Three properties this gives you:

  1. Multiple delegates compose. Register more than one AddPush<T> and all of them fire on every event. Useful for split responsibilities (analytics delegate + business-logic delegate + Apple-specific presentation delegate).
  2. One failing delegate doesn’t kill the others. Exceptions are logged via ILogger<PushManager> and the next delegate runs.
  3. No scope leak. Singletons are resolved from the root, the callback completes, and there is no per-event IServiceScope to clean up.

The trade-off is that delegates are singletons.

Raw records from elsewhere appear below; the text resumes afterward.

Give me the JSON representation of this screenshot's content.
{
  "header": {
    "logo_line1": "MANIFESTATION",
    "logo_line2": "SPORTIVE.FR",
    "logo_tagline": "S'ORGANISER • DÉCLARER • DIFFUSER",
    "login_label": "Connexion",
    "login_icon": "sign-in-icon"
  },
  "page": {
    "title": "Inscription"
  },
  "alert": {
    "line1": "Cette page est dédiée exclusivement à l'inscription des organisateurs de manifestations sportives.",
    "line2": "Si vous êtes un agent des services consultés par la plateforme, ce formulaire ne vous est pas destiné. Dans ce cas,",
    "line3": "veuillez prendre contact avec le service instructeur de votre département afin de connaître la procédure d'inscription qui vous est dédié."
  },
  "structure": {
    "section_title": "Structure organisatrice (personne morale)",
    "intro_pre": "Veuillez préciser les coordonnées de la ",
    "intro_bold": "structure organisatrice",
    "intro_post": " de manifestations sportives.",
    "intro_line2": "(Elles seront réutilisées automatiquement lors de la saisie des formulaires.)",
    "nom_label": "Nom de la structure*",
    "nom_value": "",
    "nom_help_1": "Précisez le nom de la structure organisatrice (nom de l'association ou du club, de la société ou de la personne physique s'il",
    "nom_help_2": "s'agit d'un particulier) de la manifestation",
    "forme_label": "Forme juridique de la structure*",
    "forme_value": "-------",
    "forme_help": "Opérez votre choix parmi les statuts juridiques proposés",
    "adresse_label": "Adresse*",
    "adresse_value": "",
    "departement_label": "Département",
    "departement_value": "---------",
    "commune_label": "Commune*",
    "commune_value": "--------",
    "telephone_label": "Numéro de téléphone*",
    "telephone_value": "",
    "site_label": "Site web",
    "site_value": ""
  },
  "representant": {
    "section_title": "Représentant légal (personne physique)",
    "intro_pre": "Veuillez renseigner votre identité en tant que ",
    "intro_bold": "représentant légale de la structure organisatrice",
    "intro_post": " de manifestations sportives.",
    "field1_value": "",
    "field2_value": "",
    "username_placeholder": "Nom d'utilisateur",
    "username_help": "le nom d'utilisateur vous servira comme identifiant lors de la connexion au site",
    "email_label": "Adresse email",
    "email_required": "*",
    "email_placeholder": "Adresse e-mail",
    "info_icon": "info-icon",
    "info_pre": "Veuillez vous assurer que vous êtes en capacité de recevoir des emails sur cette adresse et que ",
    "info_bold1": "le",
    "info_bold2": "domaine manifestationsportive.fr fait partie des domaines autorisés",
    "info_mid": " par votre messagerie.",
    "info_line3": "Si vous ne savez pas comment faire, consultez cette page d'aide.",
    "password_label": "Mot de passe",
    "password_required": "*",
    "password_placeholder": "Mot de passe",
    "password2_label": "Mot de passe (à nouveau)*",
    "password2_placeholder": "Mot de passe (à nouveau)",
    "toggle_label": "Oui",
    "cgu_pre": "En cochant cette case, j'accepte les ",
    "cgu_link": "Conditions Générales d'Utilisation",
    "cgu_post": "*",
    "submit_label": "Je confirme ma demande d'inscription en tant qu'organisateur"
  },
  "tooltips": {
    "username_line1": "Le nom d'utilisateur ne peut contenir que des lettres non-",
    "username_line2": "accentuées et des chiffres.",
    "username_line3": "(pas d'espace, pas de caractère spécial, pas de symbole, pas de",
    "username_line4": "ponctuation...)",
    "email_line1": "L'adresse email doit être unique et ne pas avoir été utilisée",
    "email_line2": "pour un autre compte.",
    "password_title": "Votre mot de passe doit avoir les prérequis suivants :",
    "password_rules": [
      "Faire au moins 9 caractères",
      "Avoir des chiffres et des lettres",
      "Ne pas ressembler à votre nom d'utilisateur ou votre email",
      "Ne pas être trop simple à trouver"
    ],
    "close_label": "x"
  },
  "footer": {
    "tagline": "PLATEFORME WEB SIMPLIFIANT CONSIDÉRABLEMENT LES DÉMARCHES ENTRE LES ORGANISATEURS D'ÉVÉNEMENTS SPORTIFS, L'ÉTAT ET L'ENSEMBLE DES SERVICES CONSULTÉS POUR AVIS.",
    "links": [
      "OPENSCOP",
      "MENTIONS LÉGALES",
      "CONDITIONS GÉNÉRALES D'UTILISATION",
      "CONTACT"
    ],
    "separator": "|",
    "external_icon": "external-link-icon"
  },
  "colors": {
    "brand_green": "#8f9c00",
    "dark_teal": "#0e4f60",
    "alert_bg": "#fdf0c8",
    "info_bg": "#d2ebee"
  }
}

If you need scoped state (a fresh DbContext per push), open the scope inside the delegate method explicitly.

Not built inWhy
Send-side APIsSending pushes is a server concern. The client library acquires tokens and dispatches events.
Per-platform send abstractionsThe four cloud APIs (APNs HTTP/2, FCM v1, WNS XML, Web Push) are not even slightly unifiable on the wire. Use Azure Notification Hubs, OneSignal, or a custom backend.
Notification schedulingThat is Local Notifications. Push notifications come from your server.
Reliable delivery / queueingNone of APNs / FCM / WNS / Web Push are reliable transports — they all “best-effort”. For at-least-once delivery, use HTTP Transfers for the data and Push for the wake signal.
Linux pushThere is no consumer-facing OS push channel on Linux desktops. The library throws NotSupported rather than pretending.
  • You want to send pushes from your app to another device. Push notifications are server-driven — APNs / FCM / WNS will only accept them from authenticated server endpoints, not from a client app. Build a server that accepts your client’s request and forwards it.
  • You want to wake your own app on a wall-clock schedule. Push needs a server somewhere. For device-local wake-ups use Local Notifications (user-visible) or Jobs (background work under OS constraints).
  • You need at-least-once delivery. APNs, FCM, WNS and Web Push are best-effort. If a device is offline, the platform retains the message for a TTL and drops it. Use the push as a wake signal that triggers a Job or HTTP Transfer to pull the durable payload.
  • You’re on Linux. No push channel exists there.

If your work requires the server to wake the device and route a message to your app — that is what this library is for.